With 100 online attendees, 180 in-person participants, 15 posters, 16 technologies, and 45 speakers, the 2023 Technology Showcase offered a whirlwind look into biotechnology innovation happening at the Frederick National Laboratory for Cancer Research (FNL) and National Cancer Institute (NCI).
“This is a valuable event for showing potential partners what we can do and making connections,” Maggie Scully, Ph.D., director of the FNL Partnership Development Office said. “We met many interested partners at the event. In fact, we have already started working on agreements with two local biotech companies we met at this year’s event.”
“This event has become not just a conference, but a celebration and recognition of all the great research and clinical work being done to address a terrible disease impacting so many,” said Michael Salgaller, Ph.D., a supervisory specialist at the NCI Technology Transfer Center. “We are in the midst of follow-up with various stakeholders to build upon the agreement discussions already underway.”
A Need for Partners
The event highlighted how partners are critical to enabling NCI and FNL to achieve their mission of helping cancer patients.

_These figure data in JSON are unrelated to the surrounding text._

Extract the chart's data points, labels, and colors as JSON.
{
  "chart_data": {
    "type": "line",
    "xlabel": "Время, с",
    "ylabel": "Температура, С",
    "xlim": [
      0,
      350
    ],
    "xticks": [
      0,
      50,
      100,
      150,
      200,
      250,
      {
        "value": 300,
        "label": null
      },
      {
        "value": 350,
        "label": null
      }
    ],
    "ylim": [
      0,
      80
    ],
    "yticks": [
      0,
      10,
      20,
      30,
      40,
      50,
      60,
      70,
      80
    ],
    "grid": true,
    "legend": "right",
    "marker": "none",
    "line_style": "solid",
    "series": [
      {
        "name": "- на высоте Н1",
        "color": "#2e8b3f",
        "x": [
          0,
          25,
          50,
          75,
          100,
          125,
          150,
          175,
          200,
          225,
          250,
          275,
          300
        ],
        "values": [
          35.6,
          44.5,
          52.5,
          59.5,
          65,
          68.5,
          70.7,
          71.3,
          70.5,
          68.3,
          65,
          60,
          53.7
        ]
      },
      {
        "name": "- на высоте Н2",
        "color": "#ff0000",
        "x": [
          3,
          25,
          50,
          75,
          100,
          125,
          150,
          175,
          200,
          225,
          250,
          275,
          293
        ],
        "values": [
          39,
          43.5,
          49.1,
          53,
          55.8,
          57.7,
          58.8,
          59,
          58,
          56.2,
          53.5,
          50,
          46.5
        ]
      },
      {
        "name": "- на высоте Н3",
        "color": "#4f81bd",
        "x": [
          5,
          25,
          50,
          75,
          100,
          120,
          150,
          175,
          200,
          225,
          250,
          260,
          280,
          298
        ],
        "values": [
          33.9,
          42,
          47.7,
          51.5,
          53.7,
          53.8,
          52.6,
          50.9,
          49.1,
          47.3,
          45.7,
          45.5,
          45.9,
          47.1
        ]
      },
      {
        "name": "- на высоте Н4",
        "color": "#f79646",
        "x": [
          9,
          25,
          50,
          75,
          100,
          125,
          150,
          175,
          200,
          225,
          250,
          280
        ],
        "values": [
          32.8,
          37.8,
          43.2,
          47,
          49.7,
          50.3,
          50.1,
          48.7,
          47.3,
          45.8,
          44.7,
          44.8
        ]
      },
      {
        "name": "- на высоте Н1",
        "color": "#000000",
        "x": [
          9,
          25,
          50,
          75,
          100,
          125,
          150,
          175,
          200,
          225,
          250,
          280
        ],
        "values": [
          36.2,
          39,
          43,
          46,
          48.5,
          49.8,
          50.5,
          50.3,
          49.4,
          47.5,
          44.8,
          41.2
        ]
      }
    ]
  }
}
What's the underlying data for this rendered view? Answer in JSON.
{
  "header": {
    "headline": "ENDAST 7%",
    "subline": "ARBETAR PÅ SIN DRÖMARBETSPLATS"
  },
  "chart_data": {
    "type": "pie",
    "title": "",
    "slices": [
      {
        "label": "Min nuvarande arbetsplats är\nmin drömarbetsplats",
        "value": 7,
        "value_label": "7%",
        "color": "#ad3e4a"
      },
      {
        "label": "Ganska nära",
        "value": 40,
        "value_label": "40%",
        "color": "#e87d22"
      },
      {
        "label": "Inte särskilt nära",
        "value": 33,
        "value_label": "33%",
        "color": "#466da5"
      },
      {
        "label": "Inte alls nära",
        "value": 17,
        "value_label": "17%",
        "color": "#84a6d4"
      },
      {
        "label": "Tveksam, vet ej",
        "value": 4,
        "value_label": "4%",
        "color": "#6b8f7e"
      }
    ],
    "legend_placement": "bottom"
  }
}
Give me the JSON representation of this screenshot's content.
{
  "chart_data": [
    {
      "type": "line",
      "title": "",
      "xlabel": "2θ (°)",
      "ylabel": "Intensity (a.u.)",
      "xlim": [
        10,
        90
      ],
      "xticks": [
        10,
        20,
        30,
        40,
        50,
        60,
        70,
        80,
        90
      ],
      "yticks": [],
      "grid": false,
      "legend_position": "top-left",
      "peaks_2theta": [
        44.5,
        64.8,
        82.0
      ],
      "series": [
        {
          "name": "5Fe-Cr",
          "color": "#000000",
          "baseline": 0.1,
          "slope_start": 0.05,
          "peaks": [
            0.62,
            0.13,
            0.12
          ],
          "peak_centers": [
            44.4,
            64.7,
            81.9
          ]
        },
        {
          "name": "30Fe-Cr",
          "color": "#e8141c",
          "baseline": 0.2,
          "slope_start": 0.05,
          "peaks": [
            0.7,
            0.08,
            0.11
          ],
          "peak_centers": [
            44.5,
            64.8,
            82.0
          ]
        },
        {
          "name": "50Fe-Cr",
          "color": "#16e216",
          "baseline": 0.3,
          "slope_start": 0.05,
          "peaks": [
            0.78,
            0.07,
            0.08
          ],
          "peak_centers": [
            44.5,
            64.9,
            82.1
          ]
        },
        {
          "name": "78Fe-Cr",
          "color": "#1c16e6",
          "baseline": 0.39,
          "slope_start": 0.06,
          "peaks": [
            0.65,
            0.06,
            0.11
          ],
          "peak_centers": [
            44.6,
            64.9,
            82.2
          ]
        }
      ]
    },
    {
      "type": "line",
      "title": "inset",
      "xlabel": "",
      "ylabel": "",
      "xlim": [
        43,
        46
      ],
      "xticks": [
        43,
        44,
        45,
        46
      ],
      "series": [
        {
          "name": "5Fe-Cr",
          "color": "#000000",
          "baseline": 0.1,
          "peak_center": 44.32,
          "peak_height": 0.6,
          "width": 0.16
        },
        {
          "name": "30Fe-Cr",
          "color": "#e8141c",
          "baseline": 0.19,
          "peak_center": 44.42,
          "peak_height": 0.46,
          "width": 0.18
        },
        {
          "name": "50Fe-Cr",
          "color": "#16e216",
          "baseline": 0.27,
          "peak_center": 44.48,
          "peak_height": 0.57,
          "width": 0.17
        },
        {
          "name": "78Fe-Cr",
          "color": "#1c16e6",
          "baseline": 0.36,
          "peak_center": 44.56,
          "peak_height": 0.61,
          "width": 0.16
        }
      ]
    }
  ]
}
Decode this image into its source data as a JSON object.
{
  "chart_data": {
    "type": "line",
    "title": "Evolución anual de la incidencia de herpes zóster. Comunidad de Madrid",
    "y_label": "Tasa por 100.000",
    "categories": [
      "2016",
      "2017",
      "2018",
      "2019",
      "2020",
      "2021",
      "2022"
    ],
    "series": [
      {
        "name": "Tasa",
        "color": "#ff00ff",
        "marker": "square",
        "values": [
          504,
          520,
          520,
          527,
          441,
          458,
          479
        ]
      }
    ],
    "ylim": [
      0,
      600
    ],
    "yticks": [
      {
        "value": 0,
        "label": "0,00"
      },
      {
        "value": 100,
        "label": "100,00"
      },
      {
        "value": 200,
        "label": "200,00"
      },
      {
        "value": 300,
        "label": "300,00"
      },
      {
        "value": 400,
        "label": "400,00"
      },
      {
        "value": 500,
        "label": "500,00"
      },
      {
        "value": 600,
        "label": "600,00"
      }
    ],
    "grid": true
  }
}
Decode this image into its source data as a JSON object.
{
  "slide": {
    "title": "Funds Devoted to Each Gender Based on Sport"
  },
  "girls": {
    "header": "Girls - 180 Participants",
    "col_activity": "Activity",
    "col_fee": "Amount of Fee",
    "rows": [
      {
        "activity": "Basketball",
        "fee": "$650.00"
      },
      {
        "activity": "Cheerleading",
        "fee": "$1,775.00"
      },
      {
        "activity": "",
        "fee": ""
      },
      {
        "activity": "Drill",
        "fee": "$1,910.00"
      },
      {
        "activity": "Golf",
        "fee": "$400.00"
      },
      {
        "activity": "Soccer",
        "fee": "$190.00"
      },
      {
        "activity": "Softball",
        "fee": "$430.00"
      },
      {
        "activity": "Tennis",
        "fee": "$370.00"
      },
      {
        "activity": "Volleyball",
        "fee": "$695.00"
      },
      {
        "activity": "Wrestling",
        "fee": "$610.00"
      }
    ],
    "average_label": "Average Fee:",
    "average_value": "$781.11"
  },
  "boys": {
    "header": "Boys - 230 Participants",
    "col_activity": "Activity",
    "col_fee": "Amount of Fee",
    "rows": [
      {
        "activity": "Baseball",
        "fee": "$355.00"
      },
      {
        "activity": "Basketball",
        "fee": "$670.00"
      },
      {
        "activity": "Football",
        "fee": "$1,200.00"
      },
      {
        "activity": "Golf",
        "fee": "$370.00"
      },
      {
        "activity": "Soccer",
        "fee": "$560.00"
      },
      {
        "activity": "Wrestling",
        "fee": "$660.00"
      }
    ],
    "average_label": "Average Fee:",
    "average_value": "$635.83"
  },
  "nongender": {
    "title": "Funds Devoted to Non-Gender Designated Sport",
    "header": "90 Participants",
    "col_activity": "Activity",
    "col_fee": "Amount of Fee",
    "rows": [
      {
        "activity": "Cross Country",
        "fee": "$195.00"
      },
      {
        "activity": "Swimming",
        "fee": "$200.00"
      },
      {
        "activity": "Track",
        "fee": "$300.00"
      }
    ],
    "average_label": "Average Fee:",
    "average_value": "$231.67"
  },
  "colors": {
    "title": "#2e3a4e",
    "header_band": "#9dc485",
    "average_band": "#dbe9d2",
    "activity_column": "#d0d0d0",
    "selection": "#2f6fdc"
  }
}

“We don’t take on a [drug] project unless we intend on moving it into patients or dropping it off to collaborators,” James Hodge, Ph.D., of the NCI Center for Immuno-Oncology. “NCI is not going to take a drug to market… we have to partner with somebody.”
In his keynote address, NCI Center for Cancer Research (CCR) Director Tom Misteli, Ph.D., stressed the importance of partners to CCR. He explained that CCR produces a patent nearly every week, but those patents would languish without industry collaborators to bring them to the market and to patients.
“Commercial partnerships are incredibly important to us for our mission… but what’s actually even more important for us to make progress is our patients,” Misteli said as he introduced patient advocate Jamie Troil Goldfarb.
Goldfarb is a stage IV melanoma cancer survivor thanks to a NCI clinical trial using tumor-infiltrating lymphocytes (TIL) pioneered by NCI’s Steven Rosenberg, M.D., Ph.D. She stressed that her story is a success not just because she is now cancer free, but because a company has licensed the TIL therapy that saved her life, and it is now working to bring the therapy to the market so it can save more lives.
“This is ultimately the goal of these partnerships,” Scully said, “to expedite hope for patients.”
A highlight of the event was having Larry Matherly, Ph.D., of Wayne State University School of Medicine visit from Detroit to serve on a panel with his collaborator, FNL’s Serguei Kozlov, Ph.D., of the Center for Advanced Preclinical Research. Since 2020, the two have been working on an innovative metabolism study in a pancreatic mouse model.
A theme of the panel was how both organizations benefited and learned from each other’s expertise. The study leverages Matherly’s expertise in cancer metabolism and Kozlov’s expertise in genetically engineered mice. The joint research project is enabled by a cooperative research and development agreement (CRADA), which Matherly noted “sounds ominous, but it was painless.”
When Vladimir Popov, Ph.D., FNL’s chief innovation officer, who was moderating the panel, asked what the downside of working with a National Laboratory is, Matherly replied, “I don’t see a downside. I look at how it is moving the science forward.”
Kozlov explained that working on the metabolic target was a new experience for his team, and he learned a great deal from the collaboration. He plans to leverage his new knowledge to further optimize his cancer models for clinical testing of similar compounds.
Engaging the Audience
To engage the target audience of companies, investors, entrepreneurs, and technology scouts, the event included multiple panels relevant to commercializing biomedical technology.
“Our panel was a great team effort that produced practical and useful information on support from foundations and traditional sources of support from the banking, financial, and business communities for those conducting research on cancer treatments,” said Tom Thomson of the Maryland Tech Council who moderated the “Traditional and Foundation Sources of Support” panel. The panel included a lineup of experts representing those communities.
An Ongoing Success
The Technology Showcase planning team continues to reimagine the event since it was first envisioned as part of the Spring Research Festival. This year it featured its first poster pitch competition organized by the NCI Technology Transfer Ambassador’s Program. The audience voted to select the top three posters.
The annual event—which is in itself a successful partnership between FNL, NCI, City of Frederick Department of Economic Development, Frederick County Office of Economic Development, Federal Laboratory Consortium for Technology Transfer, and TEDCO (Maryland Technology Development Corporation)—will return on Wednesday, September 4, 2024.
Victoria Brun is a partnership project manager in the Frederick National Laboratory Center for Innovation and Strategic Partnerships (CISP), where she provides project management support across the office’s broad portfolio of collaborative projects. Among its functions, CISP establishes the partnerships and collaborations among Frederick National Laboratory scientists and external researchers in government, academia, industry, and the nonprofit research sector.